La Dernière Heure kommt auf einen polemischen Auftritt des französischen Journalisten und Skandalautors Eric Zemmour zurück. Der hatte gestern gefordert, die französische Luftwaffe solle ihre Bomben nicht über Syrien, sondern über Molenbeek abwerfen.
Wer zieht mit Frankreich in den Krieg?
Le Soir befasst sich mit dem französischen Hilfegesuch. Beim EU-Verteidigungsministerrat in Brüssel hatte Frankreich die anderen Mitgliedsstaaten gestern um militärischen Beistand gebeten. "Wer zieht mit Frankreich in den Krieg?" fragt die Zeitung auf ihrer Titelseite. Auch wenn wir nicht weiter in diesen Konflikt hineingezogen werden wollen, Belgien hat wegen der "Molenbeek-Connection" keine andere Wahl, als den Franzosen zur Seite zu stehen.

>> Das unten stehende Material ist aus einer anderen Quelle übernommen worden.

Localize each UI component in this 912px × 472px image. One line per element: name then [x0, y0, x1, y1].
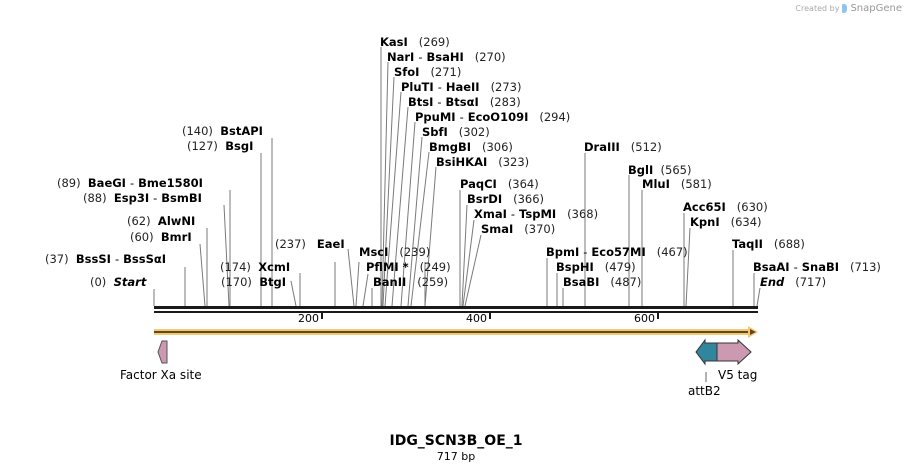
- snapgene-logo-icon: [842, 4, 848, 13]
- site-pflmi[interactable]: PflMI * (249): [366, 260, 451, 274]
- site-bmgbi[interactable]: BmgBI (306): [429, 140, 513, 154]
- site-pluti[interactable]: PluTI - HaeII (273): [401, 80, 522, 94]
- sequence-name: IDG_SCN3B_OE_1: [389, 433, 523, 449]
- site-bgli[interactable]: BglI (565): [628, 163, 692, 177]
- site-paqci[interactable]: PaqCI (364): [460, 177, 539, 191]
- snapgene-credit: Created by SnapGene: [795, 3, 902, 14]
- ruler-tick-200: 200: [298, 312, 319, 325]
- site-xcmi[interactable]: (174) XcmI: [220, 260, 291, 274]
- feature-label-v5-tag[interactable]: V5 tag: [718, 368, 758, 382]
- site-bsphi[interactable]: BspHI (479): [556, 260, 636, 274]
- site-acc65i[interactable]: Acc65I (630): [683, 200, 768, 214]
- site-bsgi[interactable]: (127) BsgI: [187, 139, 254, 153]
- site-bsabi[interactable]: BsaBI (487): [563, 275, 642, 289]
- site-bmri[interactable]: (60) BmrI: [130, 230, 192, 244]
- site-bpmi[interactable]: BpmI - Eco57MI (467): [546, 245, 688, 259]
- site-banii[interactable]: BanII (259): [373, 275, 449, 289]
- site-ppumi[interactable]: PpuMI - EcoO109I (294): [415, 110, 571, 124]
- attb2-feature: [695, 338, 718, 366]
- site-msci[interactable]: MscI (239): [359, 245, 431, 259]
- v5-tag-feature: [716, 338, 752, 366]
- credit-brand: SnapGene: [850, 3, 902, 14]
- site-bsihkai[interactable]: BsiHKAI (323): [436, 155, 530, 169]
- factor-xa-feature: [157, 340, 168, 364]
- credit-prefix: Created by: [795, 4, 840, 13]
- site-leader-lines: [153, 47, 761, 307]
- site-bstapi[interactable]: (140) BstAPI: [182, 124, 263, 138]
- site-draiii[interactable]: DraIII (512): [584, 140, 662, 154]
- site-nari[interactable]: NarI - BsaHI (270): [387, 50, 506, 64]
- site-bsaai[interactable]: BsaAI - SnaBI (713): [753, 260, 881, 274]
- site-alwni[interactable]: (62) AlwNI: [127, 214, 196, 228]
- site-bsrdi[interactable]: BsrDI (366): [467, 192, 545, 206]
- site-esp3i[interactable]: (88) Esp3I - BsmBI: [83, 191, 202, 205]
- ruler-tick-600: 600: [634, 312, 655, 325]
- site-kpni[interactable]: KpnI (634): [690, 215, 762, 229]
- site-sfoi[interactable]: SfoI (271): [394, 65, 462, 79]
- site-eaei[interactable]: (237) EaeI: [275, 237, 345, 251]
- site-mlui[interactable]: MluI (581): [642, 177, 712, 191]
- site-bsssi[interactable]: (37) BssSI - BssSαI: [45, 252, 167, 266]
- site-btgi[interactable]: (170) BtgI: [221, 275, 287, 289]
- backbone-bottom-strand: [154, 311, 758, 313]
- site-smai[interactable]: SmaI (370): [481, 222, 556, 236]
- site-xmai[interactable]: XmaI - TspMI (368): [474, 207, 599, 221]
- site-end[interactable]: End (717): [760, 275, 827, 289]
- site-btsi[interactable]: BtsI - BtsαI (283): [408, 95, 521, 109]
- feature-label-attb2[interactable]: attB2: [688, 384, 721, 398]
- site-kasi[interactable]: KasI (269): [380, 35, 450, 49]
- feature-label-factor-xa[interactable]: Factor Xa site: [120, 368, 202, 382]
- site-baegi[interactable]: (89) BaeGI - Bme1580I: [57, 176, 203, 190]
- site-start[interactable]: (0) Start: [90, 275, 147, 289]
- ruler-tick-400: 400: [466, 312, 487, 325]
- sequence-length: 717 bp: [436, 450, 476, 463]
- site-taqii[interactable]: TaqII (688): [732, 237, 805, 251]
- site-sbfi[interactable]: SbfI (302): [422, 125, 490, 139]
- backbone-top-strand: [154, 306, 758, 309]
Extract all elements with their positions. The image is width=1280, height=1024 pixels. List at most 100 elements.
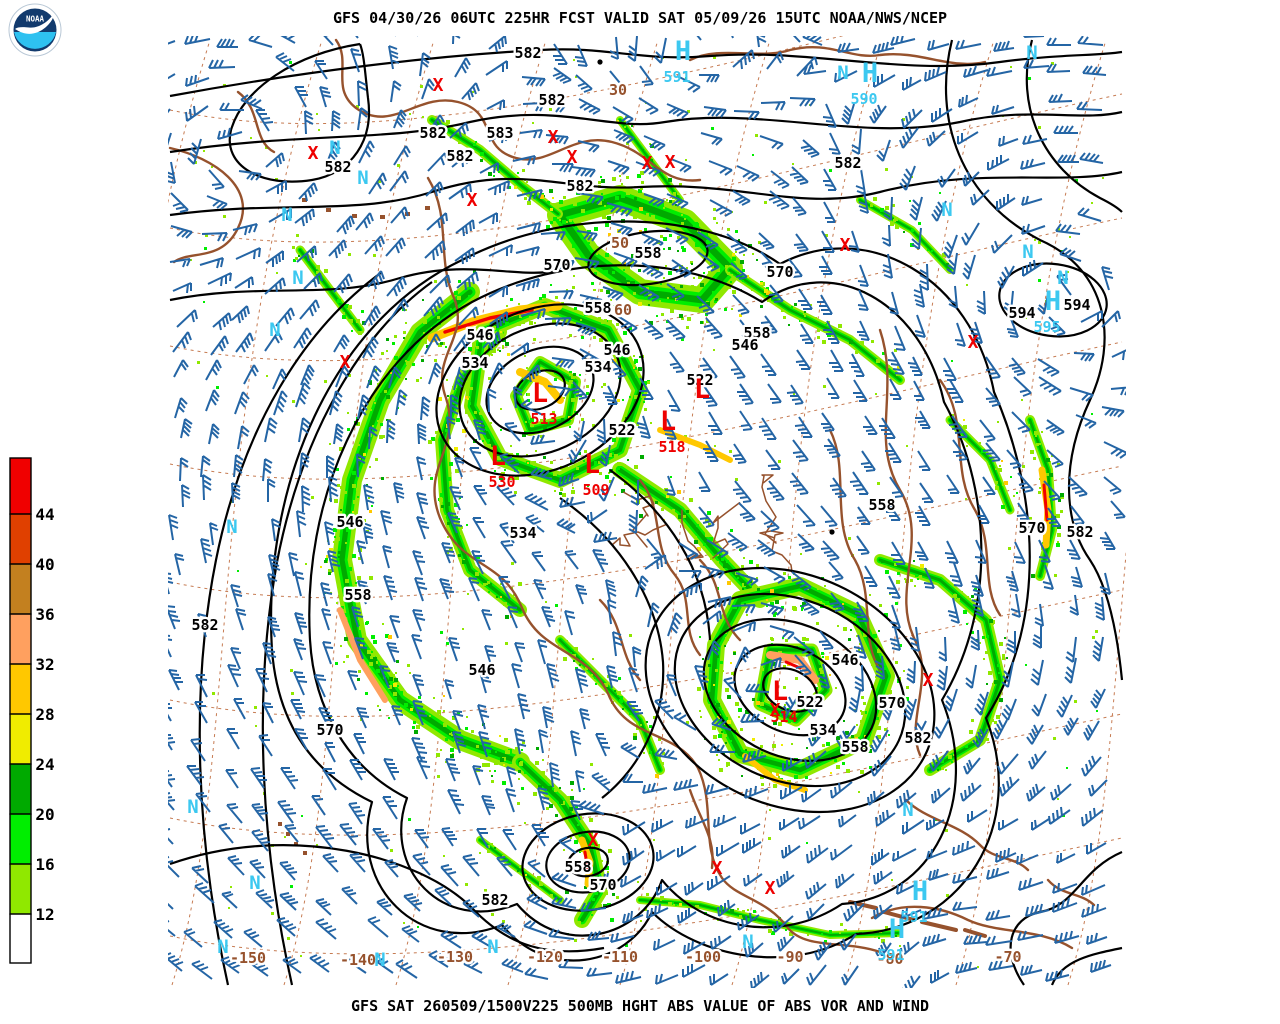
svg-text:558: 558 [344, 586, 371, 604]
svg-text:590: 590 [850, 90, 877, 108]
svg-text:594: 594 [1008, 304, 1035, 322]
colorbar-segment [10, 564, 31, 614]
svg-text:X: X [840, 235, 851, 256]
noaa-logo-text: NOAA [26, 15, 45, 24]
svg-text:50: 50 [611, 234, 629, 252]
svg-text:16: 16 [35, 855, 54, 874]
svg-text:534: 534 [461, 354, 488, 372]
svg-text:570: 570 [878, 694, 905, 712]
colorbar-segment [10, 914, 31, 963]
svg-text:N: N [281, 204, 292, 226]
svg-text:546: 546 [603, 341, 630, 359]
svg-text:570: 570 [316, 721, 343, 739]
svg-text:558: 558 [564, 858, 591, 876]
svg-text:N: N [487, 936, 498, 958]
svg-text:L: L [584, 449, 600, 480]
svg-text:X: X [588, 830, 599, 851]
svg-text:522: 522 [796, 693, 823, 711]
svg-text:582: 582 [446, 147, 473, 165]
svg-text:N: N [217, 936, 228, 958]
svg-text:N: N [941, 199, 952, 221]
contour-labels-layer: 582 582 582 583 582 582 582 582 570 558 558 570 558 5… [189, 42, 1096, 912]
graticule-labels-layer: 30 50 60 -150 -140 -130 -120 -110 -100 -90 -80 -70 [228, 79, 1024, 972]
svg-text:-70: -70 [994, 948, 1021, 966]
svg-text:591: 591 [900, 908, 927, 926]
svg-text:558: 558 [868, 496, 895, 514]
svg-text:522: 522 [686, 371, 713, 389]
svg-text:582: 582 [904, 729, 931, 747]
svg-text:534: 534 [509, 524, 536, 542]
svg-text:514: 514 [770, 708, 797, 726]
svg-text:546: 546 [731, 336, 758, 354]
svg-text:N: N [269, 319, 280, 341]
svg-text:546: 546 [466, 326, 493, 344]
svg-text:L: L [490, 441, 506, 472]
svg-text:546: 546 [831, 651, 858, 669]
svg-text:H: H [912, 876, 928, 907]
noaa-logo-gull-icon [15, 14, 54, 34]
svg-text:582: 582 [1066, 523, 1093, 541]
svg-text:591: 591 [663, 68, 690, 86]
svg-text:594: 594 [1063, 296, 1090, 314]
svg-text:582: 582 [538, 91, 565, 109]
svg-text:H: H [862, 58, 878, 89]
svg-text:X: X [567, 147, 578, 168]
svg-text:582: 582 [834, 154, 861, 172]
svg-text:558: 558 [634, 244, 661, 262]
svg-text:582: 582 [566, 177, 593, 195]
height-contours-layer [169, 39, 1124, 986]
svg-text:X: X [467, 190, 478, 211]
svg-text:X: X [308, 143, 319, 164]
chart-caption: GFS SAT 260509/1500V225 500MB HGHT ABS V… [351, 997, 929, 1015]
svg-text:-140: -140 [340, 951, 376, 969]
svg-text:-80: -80 [876, 950, 903, 968]
colorbar-segment [10, 458, 31, 514]
svg-text:N: N [187, 796, 198, 818]
svg-text:H: H [675, 36, 691, 67]
svg-text:546: 546 [468, 661, 495, 679]
colorbar-segment [10, 814, 31, 864]
svg-text:570: 570 [543, 256, 570, 274]
svg-text:583: 583 [486, 124, 513, 142]
svg-text:-150: -150 [230, 949, 266, 967]
svg-text:L: L [772, 676, 788, 707]
svg-text:513: 513 [530, 410, 557, 428]
svg-text:N: N [292, 267, 303, 289]
noaa-logo: NOAA [8, 3, 62, 57]
svg-text:24: 24 [35, 755, 54, 774]
colorbar-segment [10, 664, 31, 714]
svg-text:N: N [357, 167, 368, 189]
svg-text:L: L [660, 406, 676, 437]
svg-text:582: 582 [481, 891, 508, 909]
svg-text:558: 558 [584, 299, 611, 317]
svg-text:X: X [968, 332, 979, 353]
svg-text:N: N [1026, 42, 1037, 64]
svg-text:582: 582 [191, 616, 218, 634]
svg-text:N: N [226, 516, 237, 538]
svg-text:534: 534 [584, 358, 611, 376]
svg-text:509: 509 [582, 481, 609, 499]
svg-text:L: L [532, 378, 548, 409]
svg-text:L: L [694, 374, 710, 405]
svg-text:-90: -90 [776, 948, 803, 966]
svg-text:522: 522 [608, 421, 635, 439]
vorticity-shading-layer [190, 56, 1104, 968]
svg-text:X: X [923, 670, 934, 691]
svg-text:534: 534 [809, 721, 836, 739]
svg-text:28: 28 [35, 705, 54, 724]
svg-text:32: 32 [35, 655, 54, 674]
svg-text:30: 30 [609, 81, 627, 99]
svg-text:H: H [889, 914, 905, 945]
svg-text:591: 591 [877, 946, 904, 964]
svg-text:N: N [902, 799, 913, 821]
svg-text:X: X [770, 700, 781, 721]
svg-text:X: X [433, 75, 444, 96]
svg-text:570: 570 [766, 263, 793, 281]
svg-text:N: N [1022, 241, 1033, 263]
svg-text:N: N [837, 62, 848, 84]
svg-text:N: N [249, 872, 260, 894]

Die Reaktion von François Hollande, den IS in Syrien jetzt massiv zu bombardieren, ist nachvollziehbar, aber ist dieses Vorgehen auch sinnvoll? Leider fehlt es dem Westen derzeit an einer Langzeitstrategie, bedauert Le Soir. Het Belang van Limburg meint: Angesichts der internationalen Lage werden wir unsere Geheimdienste und unsere Armee besser ausrüsten müssen. Gerne würden wir das Geld für andere Zwecke verwenden, aber wir haben jetzt keine andere Wahl.
Laufzeitverlängerung für Altmeiler wieder umstritten
Unter anderem La Libre Belgique berichtet über die Entscheidung der Atomaufsicht FANK, die Wiederinbetriebnahme der Problem-Reaktoren Doel 3 und Tihange 2 zu erlauben. Der Abschlussbericht von Atomexperten aus aller Welt hätte gezeigt, dass durch die Materialfehler im Stahlkessel der Meiler keine Gefahr ausgehe.
Die Zeitung hält das trotzdem für ein Spiel mit dem Feuer. Sollte es in Doel oder in Tihange jemals zu einem Zwischenfall kommen, wird die Verantwortung der Behörde erdrückend sein. So lange auch nur der geringste Zweifel an der Sicherheit der Reaktoren besteht, ist die Entscheidung der FANK unverantwortlich.
Innerhalb der Föderalregierung wird die bereits beschlossene Laufzeitverlängerung der Meiler Doel 1 und 2 mittlerweile in Frage gestellt. Die flämischen Christdemokraten von der CD&V fragen sich, ob die alten Reaktoren überhaupt noch notwendig sind - jetzt, wo Doel 3 und Tihange 2 wieder ans Netz dürfen. Auch die liberale OpenVLD fordert eine erneute Überprüfung der Laufzeitverlängerungen.